– Ну, дочка, поживешь дома, отвыкнешь от выстрелов и взрывов, – ободряла Нину Анна. – Ваня и Шура были тоже в увольнении дома не так давно в начале мая. Ваня женился на Эльзе Глюк. Она полячка германского происхождения. Они приедут домой после победы. За отца волнуюсь. Пишет очень редко. Спасибо, навестила. Я так рада, так рада!

– Не надо, мама, – просила Нина, заметив на глазах у Анны слезы. – Срочно надо сходить в военкомат и узнать. Возможно, отец ранен и еще не успел написать. Писала редко, потому что хотела сама приехать, – про ранение и контузию Нина промолчала, но Анна все поняла без слов, потому, что дети, когда спотыкались или заболевали, всегда бежали к ней со слезами и болячками, да и Афанасий любил изредка жаловаться на свое крепкое здоровье, говоря: «Опять заболел или опять простудился, сколько можно говорить, что я без тебя никак не знаю, что делать или куда идти потом, если у меня болят ноги, руки, живот, а иногда и голова», а она ему всегда отвечала: «Перестань жаловаться, а лучше займись своим здоровьем конкретно без обид на меня или детей. Они сами не знают, что творят эти малолетки. Ты совсем перестал ходить на работу из-за своих жалоб на здоровье. Да и откуда у нас будут деньги, если ты посещаешь банк, а не грузишь мешки на набережной». На что он всегда отвечал: «Вот подрастут внуки и пойдут грузить мешки с мукой на набережной, а мне и так хорошо без твоих советов».

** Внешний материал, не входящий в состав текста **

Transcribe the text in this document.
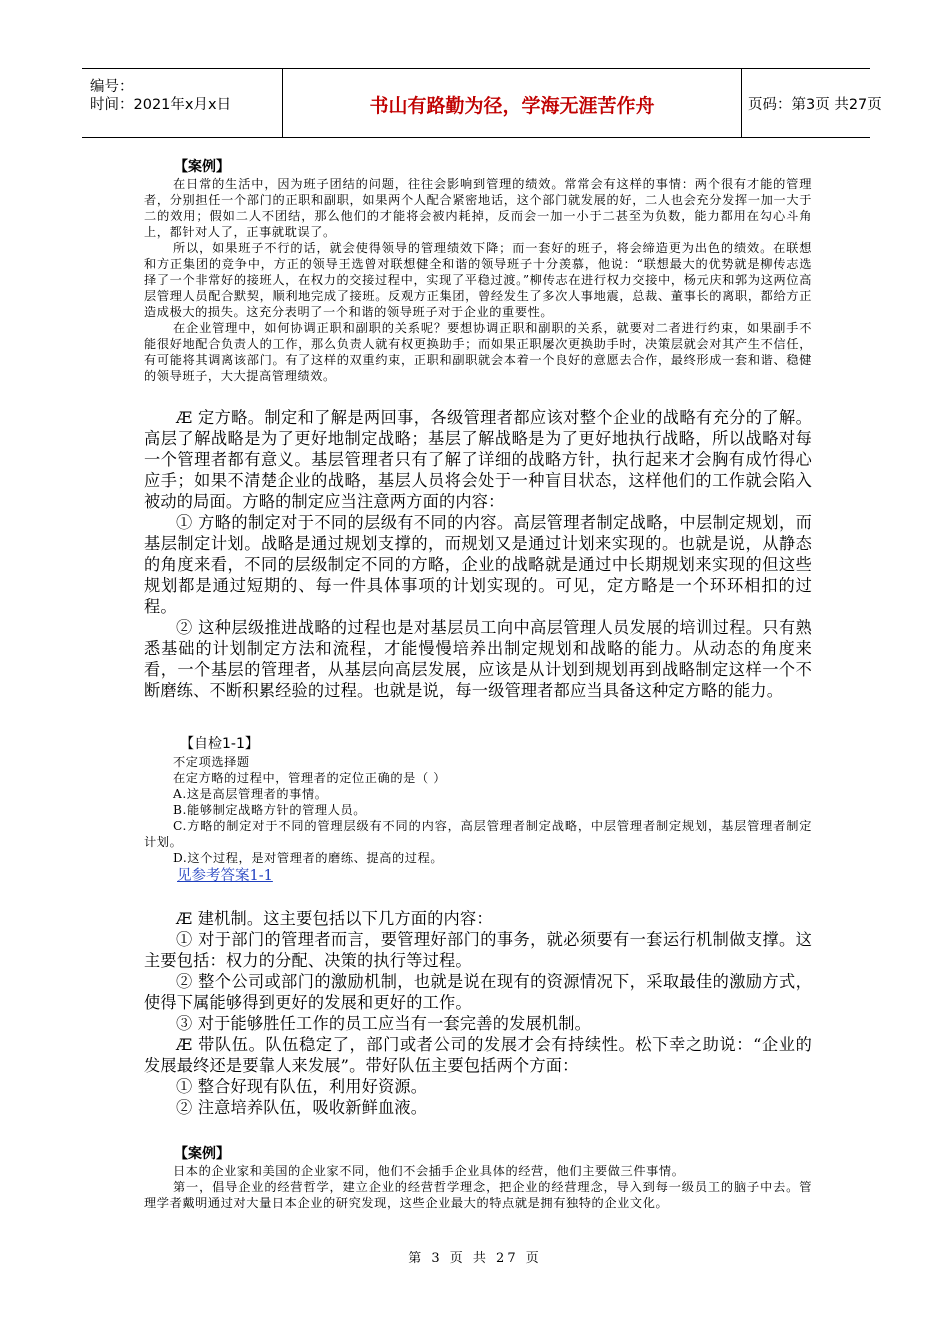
编号：
时间：2021年x月x日	书山有路勤为径，学海无涯苦作舟	页码：第3页 共27页
【案例】

在日常的生活中，因为班子团结的问题，往往会影响到管理的绩效。常常会有这样的事情：两个很有才能的管理者，分别担任一个部门的正职和副职，如果两个人配合紧密地话，这个部门就发展的好，二人也会充分发挥一加一大于二的效用；假如二人不团结，那么他们的才能将会被内耗掉，反而会一加一小于二甚至为负数，能力都用在勾心斗角上，都针对人了，正事就耽误了。

所以，如果班子不行的话，就会使得领导的管理绩效下降；而一套好的班子，将会缔造更为出色的绩效。在联想和方正集团的竞争中，方正的领导王选曾对联想健全和谐的领导班子十分羡慕，他说：“联想最大的优势就是柳传志选择了一个非常好的接班人，在权力的交接过程中，实现了平稳过渡。”柳传志在进行权力交接中，杨元庆和郭为这两位高层管理人员配合默契，顺利地完成了接班。反观方正集团，曾经发生了多次人事地震，总裁、董事长的离职，都给方正造成极大的损失。这充分表明了一个和谐的领导班子对于企业的重要性。

在企业管理中，如何协调正职和副职的关系呢？要想协调正职和副职的关系，就要对二者进行约束，如果副手不能很好地配合负责人的工作，那么负责人就有权更换助手；而如果正职屡次更换助手时，决策层就会对其产生不信任，有可能将其调离该部门。有了这样的双重约束，正职和副职就会本着一个良好的意愿去合作，最终形成一套和谐、稳健的领导班子，大大提高管理绩效。

Æ 定方略。制定和了解是两回事，各级管理者都应该对整个企业的战略有充分的了解。高层了解战略是为了更好地制定战略；基层了解战略是为了更好地执行战略，所以战略对每一个管理者都有意义。基层管理者只有了解了详细的战略方针，执行起来才会胸有成竹得心应手；如果不清楚企业的战略，基层人员将会处于一种盲目状态，这样他们的工作就会陷入被动的局面。方略的制定应当注意两方面的内容：

① 方略的制定对于不同的层级有不同的内容。高层管理者制定战略，中层制定规划，而基层制定计划。战略是通过规划支撑的，而规划又是通过计划来实现的。也就是说，从静态的角度来看，不同的层级制定不同的方略，企业的战略就是通过中长期规划来实现的但这些规划都是通过短期的、每一件具体事项的计划实现的。可见，定方略是一个环环相扣的过程。

② 这种层级推进战略的过程也是对基层员工向中高层管理人员发展的培训过程。只有熟悉基础的计划制定方法和流程，才能慢慢培养出制定规划和战略的能力。从动态的角度来看，一个基层的管理者，从基层向高层发展，应该是从计划到规划再到战略制定这样一个不断磨练、不断积累经验的过程。也就是说，每一级管理者都应当具备这种定方略的能力。

【自检1-1】

不定项选择题

在定方略的过程中，管理者的定位正确的是（ ）

A.这是高层管理者的事情。

B.能够制定战略方针的管理人员。

C.方略的制定对于不同的管理层级有不同的内容，高层管理者制定战略，中层管理者制定规划，基层管理者制定计划。

D.这个过程，是对管理者的磨练、提高的过程。

见参考答案1-1

Æ 建机制。这主要包括以下几方面的内容：

① 对于部门的管理者而言，要管理好部门的事务，就必须要有一套运行机制做支撑。这主要包括：权力的分配、决策的执行等过程。

② 整个公司或部门的激励机制，也就是说在现有的资源情况下，采取最佳的激励方式，使得下属能够得到更好的发展和更好的工作。

③ 对于能够胜任工作的员工应当有一套完善的发展机制。

Æ 带队伍。队伍稳定了，部门或者公司的发展才会有持续性。松下幸之助说：“企业的发展最终还是要靠人来发展”。带好队伍主要包括两个方面：

① 整合好现有队伍，利用好资源。

② 注意培养队伍，吸收新鲜血液。

【案例】

日本的企业家和美国的企业家不同，他们不会插手企业具体的经营，他们主要做三件事情。

第一，倡导企业的经营哲学，建立企业的经营哲学理念，把企业的经营理念，导入到每一级员工的脑子中去。管理学者戴明通过对大量日本企业的研究发现，这些企业最大的特点就是拥有独特的企业文化。

第 3 页 共 27 页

Затем он начинал изучать язык эсперанто, который, как он говорил, выучил в Сибири за один день и переписывался со всем миром, начиная от Австралии до Новой Гвинеи, Канады и США, Нью-Йорком, надеясь узнать причину своего заболевания. Потом отставлял в сторону тетрадь, словарь и записную книжку с кропотливыми заметками, выпивал рюмку водки или сухого вина, что было в наличии в высокой горке, образца сорок пятого года, купленной, а потом привезенной кем-то из Сибири, мебели, которой торговал отец Анны, и ложился спать.

После этого на другой день его головная боль полностью проходила, и он опять шел на работу бухгалтером в банк, как раз напротив их дома, прямо через дорогу.

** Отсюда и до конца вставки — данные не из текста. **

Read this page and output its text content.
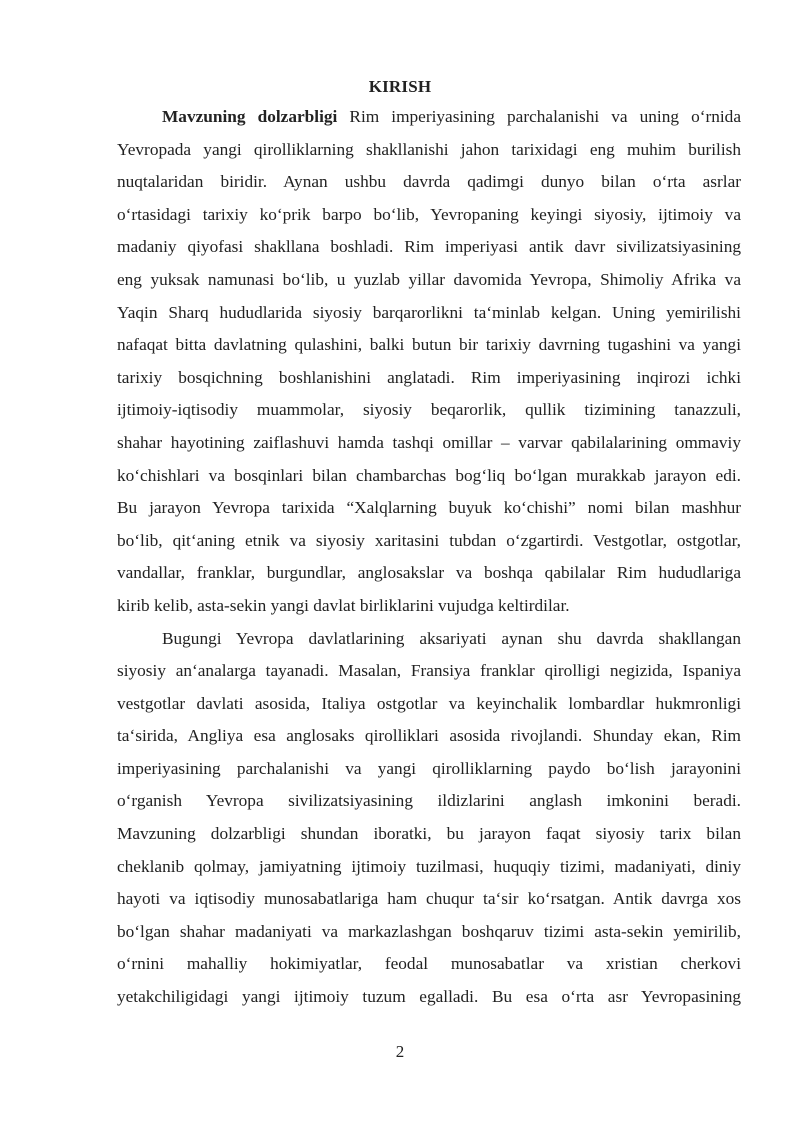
KIRISH
Mavzuning dolzarbligi Rim imperiyasining parchalanishi va uning o‘rnida
Yevropada yangi qirolliklarning shakllanishi jahon tarixidagi eng muhim burilish
nuqtalaridan biridir. Aynan ushbu davrda qadimgi dunyo bilan o‘rta asrlar
o‘rtasidagi tarixiy ko‘prik barpo bo‘lib, Yevropaning keyingi siyosiy, ijtimoiy va
madaniy qiyofasi shakllana boshladi. Rim imperiyasi antik davr sivilizatsiyasining
eng yuksak namunasi bo‘lib, u yuzlab yillar davomida Yevropa, Shimoliy Afrika va
Yaqin Sharq hududlarida siyosiy barqarorlikni ta‘minlab kelgan. Uning yemirilishi
nafaqat bitta davlatning qulashini, balki butun bir tarixiy davrning tugashini va yangi
tarixiy bosqichning boshlanishini anglatadi. Rim imperiyasining inqirozi ichki
ijtimoiy-iqtisodiy muammolar, siyosiy beqarorlik, qullik tizimining tanazzuli,
shahar hayotining zaiflashuvi hamda tashqi omillar – varvar qabilalarining ommaviy
ko‘chishlari va bosqinlari bilan chambarchas bog‘liq bo‘lgan murakkab jarayon edi.
Bu jarayon Yevropa tarixida “Xalqlarning buyuk ko‘chishi” nomi bilan mashhur
bo‘lib, qit‘aning etnik va siyosiy xaritasini tubdan o‘zgartirdi. Vestgotlar, ostgotlar,
vandallar, franklar, burgundlar, anglosakslar va boshqa qabilalar Rim hududlariga
kirib kelib, asta-sekin yangi davlat birliklarini vujudga keltirdilar.
Bugungi Yevropa davlatlarining aksariyati aynan shu davrda shakllangan
siyosiy an‘analarga tayanadi. Masalan, Fransiya franklar qirolligi negizida, Ispaniya
vestgotlar davlati asosida, Italiya ostgotlar va keyinchalik lombardlar hukmronligi
ta‘sirida, Angliya esa anglosaks qirolliklari asosida rivojlandi. Shunday ekan, Rim
imperiyasining parchalanishi va yangi qirolliklarning paydo bo‘lish jarayonini
o‘rganish Yevropa sivilizatsiyasining ildizlarini anglash imkonini beradi.
Mavzuning dolzarbligi shundan iboratki, bu jarayon faqat siyosiy tarix bilan
cheklanib qolmay, jamiyatning ijtimoiy tuzilmasi, huquqiy tizimi, madaniyati, diniy
hayoti va iqtisodiy munosabatlariga ham chuqur ta‘sir ko‘rsatgan. Antik davrga xos
bo‘lgan shahar madaniyati va markazlashgan boshqaruv tizimi asta-sekin yemirilib,
o‘rnini mahalliy hokimiyatlar, feodal munosabatlar va xristian cherkovi
yetakchiligidagi yangi ijtimoiy tuzum egalladi. Bu esa o‘rta asr Yevropasining
2
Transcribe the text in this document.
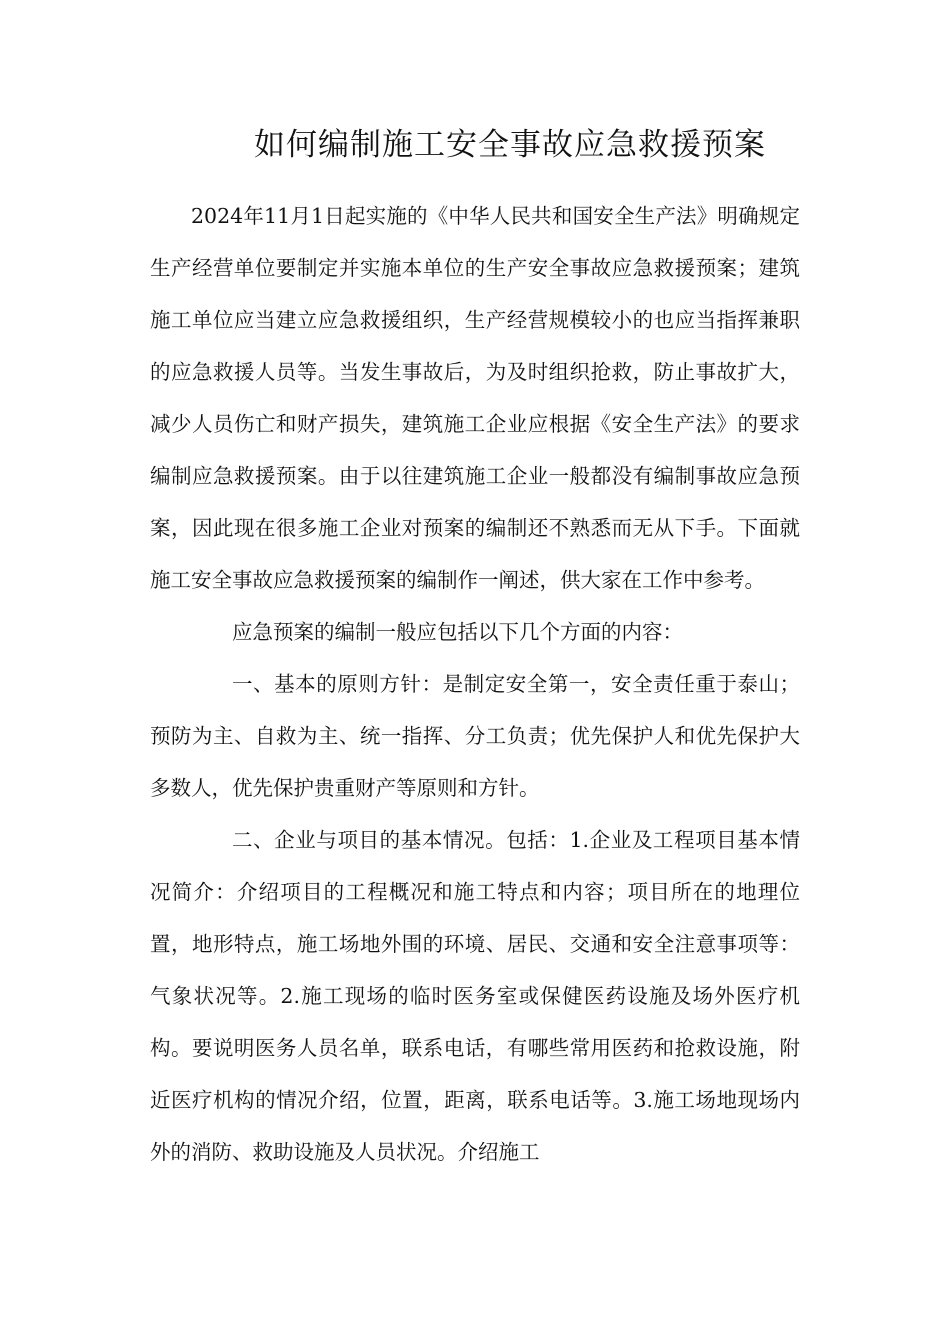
如何编制施工安全事故应急救援预案

2024年11月1日起实施的《中华人民共和国安全生产法》明确规定生产经营单位要制定并实施本单位的生产安全事故应急救援预案；建筑施工单位应当建立应急救援组织，生产经营规模较小的也应当指挥兼职的应急救援人员等。当发生事故后，为及时组织抢救，防止事故扩大，减少人员伤亡和财产损失，建筑施工企业应根据《安全生产法》的要求编制应急救援预案。由于以往建筑施工企业一般都没有编制事故应急预案，因此现在很多施工企业对预案的编制还不熟悉而无从下手。下面就施工安全事故应急救援预案的编制作一阐述，供大家在工作中参考。

应急预案的编制一般应包括以下几个方面的内容：

一、基本的原则方针：是制定安全第一，安全责任重于泰山；预防为主、自救为主、统一指挥、分工负责；优先保护人和优先保护大多数人，优先保护贵重财产等原则和方针。

二、企业与项目的基本情况。包括：1.企业及工程项目基本情况简介：介绍项目的工程概况和施工特点和内容；项目所在的地理位置，地形特点，施工场地外围的环境、居民、交通和安全注意事项等：气象状况等。2.施工现场的临时医务室或保健医药设施及场外医疗机构。要说明医务人员名单，联系电话，有哪些常用医药和抢救设施，附近医疗机构的情况介绍，位置，距离，联系电话等。3.施工场地现场内外的消防、救助设施及人员状况。介绍施工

– Дочка, расскажи, о себе, долго ли еще придется воевать?

Анна интересовалась самочувствием дочери по дороге домой.

– Враг отбит до самой границы, – Нина вспомнила Зуша, Сож, ранение, сожженные деревни, освобожденные города, Таланова, Катю.

Дома в просторной пустой квартире Нина чувствовала себя одиноко. Соседи сразу узнали об ее приезде и собрались вечером отметить это событие.

Две недели пролетели. Пришло письмо от отца, где он писал, что их часть перебросили ближе к границе, едва нашел время для писем, был очень занят. Нина успела на улице случайно встретиться с Ирой и ее мужем, но они не разговаривали, а только посмотрели друг на друга и прошли мимо. Нине стало обидно и стыдно. Все время Нина продолжала дежурить в госпитале, куда были доставлены раненые. По ночам сидела дома, записывала в дневник события прожитого дня и смотрела на кисет, подаренный Кузнецовым в день их расставания в госпитале. Этот кисет красного цвета и дневник Нина хранила, как зеницу ока.


Возвращение на фронт


В день отъезда на вокзале было много новобранцев и таких как Нина. Возвращались солдаты из госпиталей. Когда прибыла в свою часть, Нина ощутила облегчение, даже подъем. Неужели и к войне можно привыкнуть? Просто кончились у нее дорожные тяготы. От Москвы до дивизии добиралась на попутках, несколько раз пришлось голосовать. В дивизии сразу нашлось дело: идти в разведку с батальоном. Нина кинулась в полевой госпиталь, приглаживая растрепавшиеся волосы, и, кивнув Кате, подошла к ней.